É muito importante construir relações de sociabilidade interculturais para desconstruir estas ideias falsas
Apesar disso, Maria José Casa-Nova regista uma "melhoria", pois já se encontram ciganos com cursos superiores a trabalhar, por exemplo, em bancos e escritórios de advogados. Para os incentivar a prosseguirem os estudos, foi criado o Opre - Programa Ocupacional para a Promoção da Educação, promovido pelo Alto Comissariado para as Migrações, que disponibiliza, todos os anos, 25 bolsas de estudo a estudantes desta etnia. Bruno Gomes, mentor do projeto Opre, revela que, em quatro edições, licenciaram-se dez ciganos e um concluiu um mestrado. Entre os licenciados, cinco estão a trabalhar nas áreas de formação. Este ano letivo, há 32 estudantes a frequentar licenciaturas e cinco em mestrados.
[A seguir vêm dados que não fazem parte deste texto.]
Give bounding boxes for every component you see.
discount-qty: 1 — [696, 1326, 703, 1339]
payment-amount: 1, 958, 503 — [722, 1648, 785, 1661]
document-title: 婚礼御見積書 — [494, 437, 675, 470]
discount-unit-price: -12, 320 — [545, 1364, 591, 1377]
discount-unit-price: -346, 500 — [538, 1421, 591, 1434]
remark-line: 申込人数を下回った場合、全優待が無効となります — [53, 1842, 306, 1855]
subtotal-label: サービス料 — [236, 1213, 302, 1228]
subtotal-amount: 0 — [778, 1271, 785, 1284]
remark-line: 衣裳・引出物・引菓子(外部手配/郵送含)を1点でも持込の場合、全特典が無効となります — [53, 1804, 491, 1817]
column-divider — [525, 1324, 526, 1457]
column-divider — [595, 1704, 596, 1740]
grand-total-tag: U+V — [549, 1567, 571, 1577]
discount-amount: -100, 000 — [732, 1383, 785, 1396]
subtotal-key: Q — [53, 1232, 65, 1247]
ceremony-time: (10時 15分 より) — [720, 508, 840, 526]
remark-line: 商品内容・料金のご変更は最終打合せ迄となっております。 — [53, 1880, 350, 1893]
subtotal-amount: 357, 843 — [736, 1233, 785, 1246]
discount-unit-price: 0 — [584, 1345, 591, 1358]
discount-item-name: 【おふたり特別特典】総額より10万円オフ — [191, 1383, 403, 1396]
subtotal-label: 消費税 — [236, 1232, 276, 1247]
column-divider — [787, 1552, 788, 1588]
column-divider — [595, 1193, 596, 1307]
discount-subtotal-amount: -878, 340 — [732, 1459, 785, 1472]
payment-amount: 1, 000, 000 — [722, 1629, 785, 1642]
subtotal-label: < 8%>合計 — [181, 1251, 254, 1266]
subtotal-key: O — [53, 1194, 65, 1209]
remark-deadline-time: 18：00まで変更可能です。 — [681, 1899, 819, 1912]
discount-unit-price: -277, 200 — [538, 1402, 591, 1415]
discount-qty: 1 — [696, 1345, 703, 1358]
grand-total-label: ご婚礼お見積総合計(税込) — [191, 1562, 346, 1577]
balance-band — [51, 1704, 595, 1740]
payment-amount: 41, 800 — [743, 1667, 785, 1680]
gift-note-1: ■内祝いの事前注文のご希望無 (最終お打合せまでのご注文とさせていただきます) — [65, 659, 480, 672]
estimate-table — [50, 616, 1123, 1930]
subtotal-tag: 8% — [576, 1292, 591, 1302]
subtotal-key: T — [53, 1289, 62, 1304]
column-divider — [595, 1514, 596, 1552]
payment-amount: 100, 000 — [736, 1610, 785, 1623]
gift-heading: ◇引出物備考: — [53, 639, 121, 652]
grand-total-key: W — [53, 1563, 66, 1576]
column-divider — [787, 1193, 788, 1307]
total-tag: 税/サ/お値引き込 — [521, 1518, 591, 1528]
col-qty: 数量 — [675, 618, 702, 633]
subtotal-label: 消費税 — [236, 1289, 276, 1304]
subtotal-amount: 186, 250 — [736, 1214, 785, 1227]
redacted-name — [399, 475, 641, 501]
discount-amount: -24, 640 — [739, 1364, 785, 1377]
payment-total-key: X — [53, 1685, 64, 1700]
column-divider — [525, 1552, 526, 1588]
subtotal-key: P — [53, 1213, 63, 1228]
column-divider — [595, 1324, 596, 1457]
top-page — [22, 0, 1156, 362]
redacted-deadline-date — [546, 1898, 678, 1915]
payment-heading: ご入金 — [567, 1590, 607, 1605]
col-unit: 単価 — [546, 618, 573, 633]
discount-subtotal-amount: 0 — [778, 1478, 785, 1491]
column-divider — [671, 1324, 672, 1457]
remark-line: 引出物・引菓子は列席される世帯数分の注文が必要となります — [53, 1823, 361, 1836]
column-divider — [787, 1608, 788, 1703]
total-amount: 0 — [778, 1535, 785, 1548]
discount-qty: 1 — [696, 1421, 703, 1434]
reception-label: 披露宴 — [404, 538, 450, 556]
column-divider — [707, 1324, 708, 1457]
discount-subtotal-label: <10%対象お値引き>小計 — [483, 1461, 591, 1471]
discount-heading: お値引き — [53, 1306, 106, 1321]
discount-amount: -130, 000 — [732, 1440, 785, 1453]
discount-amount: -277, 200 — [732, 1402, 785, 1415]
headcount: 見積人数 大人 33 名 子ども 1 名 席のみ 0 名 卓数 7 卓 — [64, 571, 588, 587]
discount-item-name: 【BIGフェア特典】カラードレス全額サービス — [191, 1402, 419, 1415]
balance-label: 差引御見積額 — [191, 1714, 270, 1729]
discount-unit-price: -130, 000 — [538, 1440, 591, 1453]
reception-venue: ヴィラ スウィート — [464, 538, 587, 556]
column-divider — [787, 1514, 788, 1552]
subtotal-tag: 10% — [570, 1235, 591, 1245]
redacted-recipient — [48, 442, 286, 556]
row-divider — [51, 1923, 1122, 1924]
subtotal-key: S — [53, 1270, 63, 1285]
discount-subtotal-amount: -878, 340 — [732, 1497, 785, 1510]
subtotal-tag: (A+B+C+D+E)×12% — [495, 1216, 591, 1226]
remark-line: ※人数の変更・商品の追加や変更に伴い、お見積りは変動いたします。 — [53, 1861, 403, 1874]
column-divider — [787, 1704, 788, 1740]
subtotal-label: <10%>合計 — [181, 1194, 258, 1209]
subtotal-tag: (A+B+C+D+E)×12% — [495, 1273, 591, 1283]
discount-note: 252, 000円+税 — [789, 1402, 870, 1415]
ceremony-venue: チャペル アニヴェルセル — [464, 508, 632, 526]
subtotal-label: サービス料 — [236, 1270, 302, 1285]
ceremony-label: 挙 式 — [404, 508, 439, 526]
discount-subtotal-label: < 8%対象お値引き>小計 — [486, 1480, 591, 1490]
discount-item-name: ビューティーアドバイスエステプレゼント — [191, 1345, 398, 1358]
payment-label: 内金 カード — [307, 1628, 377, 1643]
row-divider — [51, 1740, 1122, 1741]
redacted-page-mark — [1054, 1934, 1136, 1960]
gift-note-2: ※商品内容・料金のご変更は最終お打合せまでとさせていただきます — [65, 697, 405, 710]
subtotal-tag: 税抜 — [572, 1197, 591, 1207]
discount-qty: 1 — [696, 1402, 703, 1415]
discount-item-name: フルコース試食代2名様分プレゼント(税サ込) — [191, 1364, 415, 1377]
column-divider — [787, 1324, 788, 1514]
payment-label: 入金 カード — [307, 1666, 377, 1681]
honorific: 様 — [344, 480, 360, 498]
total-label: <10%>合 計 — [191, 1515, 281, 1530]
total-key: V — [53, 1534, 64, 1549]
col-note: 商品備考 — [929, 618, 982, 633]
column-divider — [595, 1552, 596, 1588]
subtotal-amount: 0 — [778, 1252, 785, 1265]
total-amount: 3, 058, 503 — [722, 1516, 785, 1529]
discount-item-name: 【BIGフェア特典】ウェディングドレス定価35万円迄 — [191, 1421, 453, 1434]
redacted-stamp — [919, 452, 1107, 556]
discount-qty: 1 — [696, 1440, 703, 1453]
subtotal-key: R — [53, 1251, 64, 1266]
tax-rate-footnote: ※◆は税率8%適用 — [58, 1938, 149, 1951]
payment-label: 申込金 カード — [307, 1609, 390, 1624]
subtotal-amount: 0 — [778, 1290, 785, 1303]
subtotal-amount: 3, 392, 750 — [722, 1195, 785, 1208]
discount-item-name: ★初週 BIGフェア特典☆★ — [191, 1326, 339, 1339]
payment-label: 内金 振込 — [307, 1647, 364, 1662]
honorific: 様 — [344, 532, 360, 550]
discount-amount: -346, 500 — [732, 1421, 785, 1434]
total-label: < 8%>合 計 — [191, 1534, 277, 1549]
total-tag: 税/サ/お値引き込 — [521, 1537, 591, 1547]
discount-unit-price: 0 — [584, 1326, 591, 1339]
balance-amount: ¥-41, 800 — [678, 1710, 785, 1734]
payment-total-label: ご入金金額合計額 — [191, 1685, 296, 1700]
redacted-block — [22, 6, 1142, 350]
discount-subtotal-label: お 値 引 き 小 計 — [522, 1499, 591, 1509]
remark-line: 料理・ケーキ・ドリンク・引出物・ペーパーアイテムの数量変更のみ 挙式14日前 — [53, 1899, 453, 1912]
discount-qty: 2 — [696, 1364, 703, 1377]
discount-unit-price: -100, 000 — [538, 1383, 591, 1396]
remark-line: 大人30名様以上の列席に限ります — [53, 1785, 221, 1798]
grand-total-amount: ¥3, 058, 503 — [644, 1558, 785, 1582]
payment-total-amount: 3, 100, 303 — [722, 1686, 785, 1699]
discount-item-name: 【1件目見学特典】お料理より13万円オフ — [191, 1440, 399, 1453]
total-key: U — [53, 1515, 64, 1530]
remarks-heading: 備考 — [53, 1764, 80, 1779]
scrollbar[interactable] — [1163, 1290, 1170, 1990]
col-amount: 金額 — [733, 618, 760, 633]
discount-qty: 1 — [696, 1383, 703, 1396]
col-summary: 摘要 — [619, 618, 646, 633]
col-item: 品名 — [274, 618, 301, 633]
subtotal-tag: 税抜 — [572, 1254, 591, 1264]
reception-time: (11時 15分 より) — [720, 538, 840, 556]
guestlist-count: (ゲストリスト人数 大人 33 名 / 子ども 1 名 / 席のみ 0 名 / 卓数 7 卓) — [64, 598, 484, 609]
O Gabinete da Secretária de Estado para a Integração e as Migrações acrescenta que os cursos mais escolhidos foram Educação Social e Direito e salienta a grande diversidade de percursos formativos. "Pela primeira vez, há um estudante em Medicina."
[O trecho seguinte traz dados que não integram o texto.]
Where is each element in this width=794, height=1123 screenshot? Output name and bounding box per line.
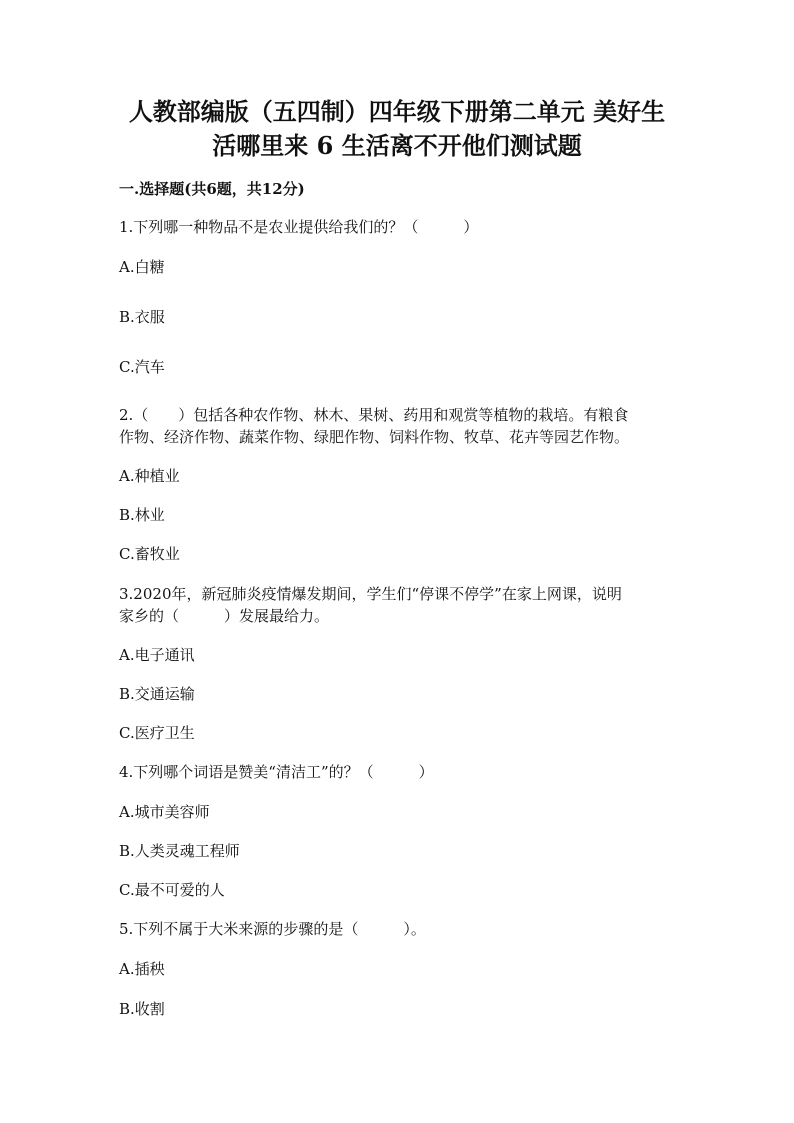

A pensar na população mais vulnerável, no ano passado foi também criado o Programa Roma Educa, que atribuiu 49 bolsas a alunos do secundário, adianta a Secretaria de Estado. "Em janeiro, um parecer do Comité Consultivo da Convenção-Quadro para a Proteção das Minorias Nacionais do Conselho da Europa reconhece que se registaram progressos na participação escolar de crianças ciganas em todos os níveis de ensino, fruto da concessão de bolsas de estudo, bem como da ação de mediadores ciganos, das autoridades locais e do Programa Escolhas."
Números
25 000 alunos ciganos frequentam o sistema de ensino, desde o Pré-Escolar ao Secundário. Lisboa, Porto e Braga são os distritos com mais estudantes desta etnia.
32% vivem em tendas ou barracas. "Esta situação é absolutamente indigna, violadora de um direito humano fundamental", afirma Maria José Casa-Nova.